The Athletics needed more time, so the trade wasn’t expected to be finalized until Saturday. Knowing that, Anthopoulos headed home in the afternoon to pick up his wife and daughter before returning downtown to watch the Toronto Raptors take on the Dallas Mavericks. It was his daughter’s first time at the Air Canada Centre and by halftime she was done, her ears ringing from the banging of thundersticks behind the visitors’ hoop. The noise aside, a bucket of popcorn and meeting the mascot ensured that it had been a good night.
“We had parked the car at the Rogers Centre and left some things in my office to not have a bunch of extra stuff at the game,” says Anthopoulos. “When we went back to my office to get my keys, I got word from Billy that he was good with the medicals. As I was driving my family home, I let everyone know.”

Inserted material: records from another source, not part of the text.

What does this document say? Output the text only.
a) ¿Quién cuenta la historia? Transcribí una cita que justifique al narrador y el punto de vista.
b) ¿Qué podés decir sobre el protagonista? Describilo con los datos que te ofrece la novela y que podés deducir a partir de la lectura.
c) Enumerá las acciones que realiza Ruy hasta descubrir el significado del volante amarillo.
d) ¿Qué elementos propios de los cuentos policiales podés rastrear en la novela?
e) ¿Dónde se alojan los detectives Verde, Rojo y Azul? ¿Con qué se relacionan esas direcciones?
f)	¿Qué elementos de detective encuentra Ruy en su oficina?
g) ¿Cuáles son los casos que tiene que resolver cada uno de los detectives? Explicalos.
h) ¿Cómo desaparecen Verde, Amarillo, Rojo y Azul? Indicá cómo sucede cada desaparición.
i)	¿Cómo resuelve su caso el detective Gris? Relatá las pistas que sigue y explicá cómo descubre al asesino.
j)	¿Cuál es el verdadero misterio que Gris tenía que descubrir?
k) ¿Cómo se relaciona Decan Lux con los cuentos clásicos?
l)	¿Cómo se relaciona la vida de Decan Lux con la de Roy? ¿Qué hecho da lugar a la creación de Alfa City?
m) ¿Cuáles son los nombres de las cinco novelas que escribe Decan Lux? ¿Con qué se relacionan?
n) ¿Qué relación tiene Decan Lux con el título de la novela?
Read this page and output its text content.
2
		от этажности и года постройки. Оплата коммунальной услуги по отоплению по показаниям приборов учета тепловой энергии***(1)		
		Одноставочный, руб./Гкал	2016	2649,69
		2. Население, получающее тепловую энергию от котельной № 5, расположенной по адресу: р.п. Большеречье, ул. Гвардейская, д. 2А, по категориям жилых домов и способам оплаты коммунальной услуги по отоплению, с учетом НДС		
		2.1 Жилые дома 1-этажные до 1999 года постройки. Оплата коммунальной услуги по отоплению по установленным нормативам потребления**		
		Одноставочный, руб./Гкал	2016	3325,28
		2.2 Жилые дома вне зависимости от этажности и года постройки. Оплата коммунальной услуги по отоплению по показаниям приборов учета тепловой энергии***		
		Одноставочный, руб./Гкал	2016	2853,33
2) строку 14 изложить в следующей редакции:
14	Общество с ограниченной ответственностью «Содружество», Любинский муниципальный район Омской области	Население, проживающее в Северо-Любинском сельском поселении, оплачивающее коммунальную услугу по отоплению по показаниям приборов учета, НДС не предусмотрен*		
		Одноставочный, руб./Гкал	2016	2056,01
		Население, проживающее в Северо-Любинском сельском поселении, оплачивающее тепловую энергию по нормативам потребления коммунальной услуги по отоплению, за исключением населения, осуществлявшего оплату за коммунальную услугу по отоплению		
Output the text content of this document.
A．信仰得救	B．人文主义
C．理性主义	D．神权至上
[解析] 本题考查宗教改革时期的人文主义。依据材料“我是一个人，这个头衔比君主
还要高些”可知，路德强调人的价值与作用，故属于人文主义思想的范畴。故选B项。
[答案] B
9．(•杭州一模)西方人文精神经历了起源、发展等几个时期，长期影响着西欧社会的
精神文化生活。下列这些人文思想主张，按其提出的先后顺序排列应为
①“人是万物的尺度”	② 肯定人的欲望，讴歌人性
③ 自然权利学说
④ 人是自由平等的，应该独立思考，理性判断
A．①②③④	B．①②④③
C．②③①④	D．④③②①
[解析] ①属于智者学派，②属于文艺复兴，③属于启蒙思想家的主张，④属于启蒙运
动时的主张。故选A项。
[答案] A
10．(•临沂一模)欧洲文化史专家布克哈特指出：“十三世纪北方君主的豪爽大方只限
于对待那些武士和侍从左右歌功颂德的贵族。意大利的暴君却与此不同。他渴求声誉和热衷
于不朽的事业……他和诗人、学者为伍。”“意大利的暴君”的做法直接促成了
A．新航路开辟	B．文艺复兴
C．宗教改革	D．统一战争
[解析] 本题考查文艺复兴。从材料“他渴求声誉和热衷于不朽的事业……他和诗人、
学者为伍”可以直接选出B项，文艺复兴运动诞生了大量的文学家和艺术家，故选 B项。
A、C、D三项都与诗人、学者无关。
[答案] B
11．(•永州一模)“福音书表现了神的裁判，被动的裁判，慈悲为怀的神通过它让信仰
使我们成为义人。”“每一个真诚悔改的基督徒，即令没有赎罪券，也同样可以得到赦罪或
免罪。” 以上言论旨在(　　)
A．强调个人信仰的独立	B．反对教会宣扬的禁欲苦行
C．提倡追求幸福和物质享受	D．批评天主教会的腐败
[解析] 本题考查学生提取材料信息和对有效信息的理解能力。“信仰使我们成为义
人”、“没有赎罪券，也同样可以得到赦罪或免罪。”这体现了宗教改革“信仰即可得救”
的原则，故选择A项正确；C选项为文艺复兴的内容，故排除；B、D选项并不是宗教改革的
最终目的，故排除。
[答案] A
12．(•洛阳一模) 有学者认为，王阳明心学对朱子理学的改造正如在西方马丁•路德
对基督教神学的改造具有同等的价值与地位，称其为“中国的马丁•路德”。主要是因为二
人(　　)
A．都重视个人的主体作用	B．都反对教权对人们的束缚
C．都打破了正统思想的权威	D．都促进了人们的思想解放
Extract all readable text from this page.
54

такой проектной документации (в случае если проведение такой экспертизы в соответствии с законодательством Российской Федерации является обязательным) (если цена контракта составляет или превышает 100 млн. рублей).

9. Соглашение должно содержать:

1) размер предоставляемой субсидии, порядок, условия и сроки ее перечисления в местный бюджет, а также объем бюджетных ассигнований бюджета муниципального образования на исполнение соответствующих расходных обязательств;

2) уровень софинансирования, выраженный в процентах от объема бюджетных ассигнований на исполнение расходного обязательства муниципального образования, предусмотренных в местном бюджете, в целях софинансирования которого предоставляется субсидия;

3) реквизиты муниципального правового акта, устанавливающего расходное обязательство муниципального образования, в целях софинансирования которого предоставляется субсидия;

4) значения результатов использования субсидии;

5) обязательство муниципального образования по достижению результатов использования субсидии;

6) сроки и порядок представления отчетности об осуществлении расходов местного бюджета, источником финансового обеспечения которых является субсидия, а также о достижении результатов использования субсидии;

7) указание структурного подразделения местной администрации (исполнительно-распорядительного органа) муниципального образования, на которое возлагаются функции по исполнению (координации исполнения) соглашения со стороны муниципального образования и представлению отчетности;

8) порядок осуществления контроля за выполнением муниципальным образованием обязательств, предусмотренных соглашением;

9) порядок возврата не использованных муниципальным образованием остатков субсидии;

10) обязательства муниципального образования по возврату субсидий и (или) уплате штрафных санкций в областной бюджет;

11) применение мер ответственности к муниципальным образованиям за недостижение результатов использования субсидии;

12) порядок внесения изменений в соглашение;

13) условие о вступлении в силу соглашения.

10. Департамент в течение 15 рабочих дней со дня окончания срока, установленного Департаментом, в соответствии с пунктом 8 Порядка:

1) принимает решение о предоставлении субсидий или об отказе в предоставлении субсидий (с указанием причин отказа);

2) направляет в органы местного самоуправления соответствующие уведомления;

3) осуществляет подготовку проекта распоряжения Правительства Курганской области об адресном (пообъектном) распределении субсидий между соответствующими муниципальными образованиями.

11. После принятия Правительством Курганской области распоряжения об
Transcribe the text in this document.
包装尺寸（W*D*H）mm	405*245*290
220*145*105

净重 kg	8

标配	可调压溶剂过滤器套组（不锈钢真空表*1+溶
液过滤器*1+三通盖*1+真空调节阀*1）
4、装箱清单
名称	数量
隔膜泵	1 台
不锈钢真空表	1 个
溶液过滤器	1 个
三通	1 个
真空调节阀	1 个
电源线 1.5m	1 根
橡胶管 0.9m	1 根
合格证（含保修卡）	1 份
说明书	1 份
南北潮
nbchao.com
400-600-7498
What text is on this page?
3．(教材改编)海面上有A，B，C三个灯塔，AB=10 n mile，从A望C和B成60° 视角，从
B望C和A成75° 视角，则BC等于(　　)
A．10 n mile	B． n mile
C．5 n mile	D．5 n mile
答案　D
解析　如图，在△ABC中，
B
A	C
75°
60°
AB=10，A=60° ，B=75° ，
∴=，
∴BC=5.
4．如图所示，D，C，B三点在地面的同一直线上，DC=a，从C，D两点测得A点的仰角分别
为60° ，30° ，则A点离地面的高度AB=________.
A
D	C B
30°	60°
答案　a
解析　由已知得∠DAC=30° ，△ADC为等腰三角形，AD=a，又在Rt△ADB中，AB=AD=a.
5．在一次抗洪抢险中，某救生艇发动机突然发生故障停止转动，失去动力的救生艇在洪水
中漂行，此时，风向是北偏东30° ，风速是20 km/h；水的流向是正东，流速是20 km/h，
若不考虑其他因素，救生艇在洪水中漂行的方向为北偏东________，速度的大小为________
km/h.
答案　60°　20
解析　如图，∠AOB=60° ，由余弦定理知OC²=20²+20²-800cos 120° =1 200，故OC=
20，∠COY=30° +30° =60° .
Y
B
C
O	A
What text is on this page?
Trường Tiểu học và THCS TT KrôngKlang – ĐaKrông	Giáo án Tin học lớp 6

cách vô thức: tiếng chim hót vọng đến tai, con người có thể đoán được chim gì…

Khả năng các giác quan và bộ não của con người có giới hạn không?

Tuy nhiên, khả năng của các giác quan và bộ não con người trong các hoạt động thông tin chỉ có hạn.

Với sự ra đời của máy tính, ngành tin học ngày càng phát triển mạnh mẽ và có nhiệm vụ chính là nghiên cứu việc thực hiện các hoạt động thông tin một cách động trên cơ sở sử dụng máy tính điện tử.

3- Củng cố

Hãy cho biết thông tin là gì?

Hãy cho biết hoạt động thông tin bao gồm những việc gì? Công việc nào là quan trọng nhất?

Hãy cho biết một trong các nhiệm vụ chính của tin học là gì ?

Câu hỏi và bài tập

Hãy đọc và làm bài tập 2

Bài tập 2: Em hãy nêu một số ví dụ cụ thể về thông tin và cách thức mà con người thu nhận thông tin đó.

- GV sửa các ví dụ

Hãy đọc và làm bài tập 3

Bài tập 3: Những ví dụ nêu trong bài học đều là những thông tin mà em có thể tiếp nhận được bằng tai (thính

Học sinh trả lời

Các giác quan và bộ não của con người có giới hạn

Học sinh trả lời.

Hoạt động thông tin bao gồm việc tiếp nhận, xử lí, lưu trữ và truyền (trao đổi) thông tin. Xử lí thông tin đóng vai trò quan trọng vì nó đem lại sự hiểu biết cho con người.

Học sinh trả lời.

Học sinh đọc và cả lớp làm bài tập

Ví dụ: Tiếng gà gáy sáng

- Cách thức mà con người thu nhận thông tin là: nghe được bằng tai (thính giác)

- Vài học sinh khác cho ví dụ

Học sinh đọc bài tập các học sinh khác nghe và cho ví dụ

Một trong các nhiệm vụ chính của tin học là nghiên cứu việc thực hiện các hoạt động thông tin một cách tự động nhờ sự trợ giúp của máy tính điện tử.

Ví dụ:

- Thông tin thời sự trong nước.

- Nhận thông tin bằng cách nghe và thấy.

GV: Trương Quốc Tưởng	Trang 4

After dropping off his wife and daughter, Anthopoulos returned to his office to approve the trade in Major League Baseball’s system. He asked assistant GM Tony LaCava to inform Nolin, Graveman and Barreto while he phoned Lawrie, who missed the call but quickly picked up the voice-mail message.
“He just said it was important I call him back,” Lawrie remembers. “I called him back real quick and, sure enough, shortly into that conversation I was no longer a Blue Jay and I was an Oakland A. I was at a loss for words to be honest with you . . . It happened so fast, it’s almost like I was dreaming.”
The two spoke for about 10 minutes. “It was tough,” says Anthopoulos. “I respect the way he plays the game, how much he cared about the organization, so it’s never easy. You get attached to these guys being around them.”
Beane, meanwhile, was breaking the news to Donaldson. Word of the trade leaked out around 9:45 p.m., and 40 minutes later the Blue Jays made an official announcement. Anthopoulos spoke with the media at 11:15 p.m. Five days after he first floated the idea of including Lawrie in the deal, it was finished.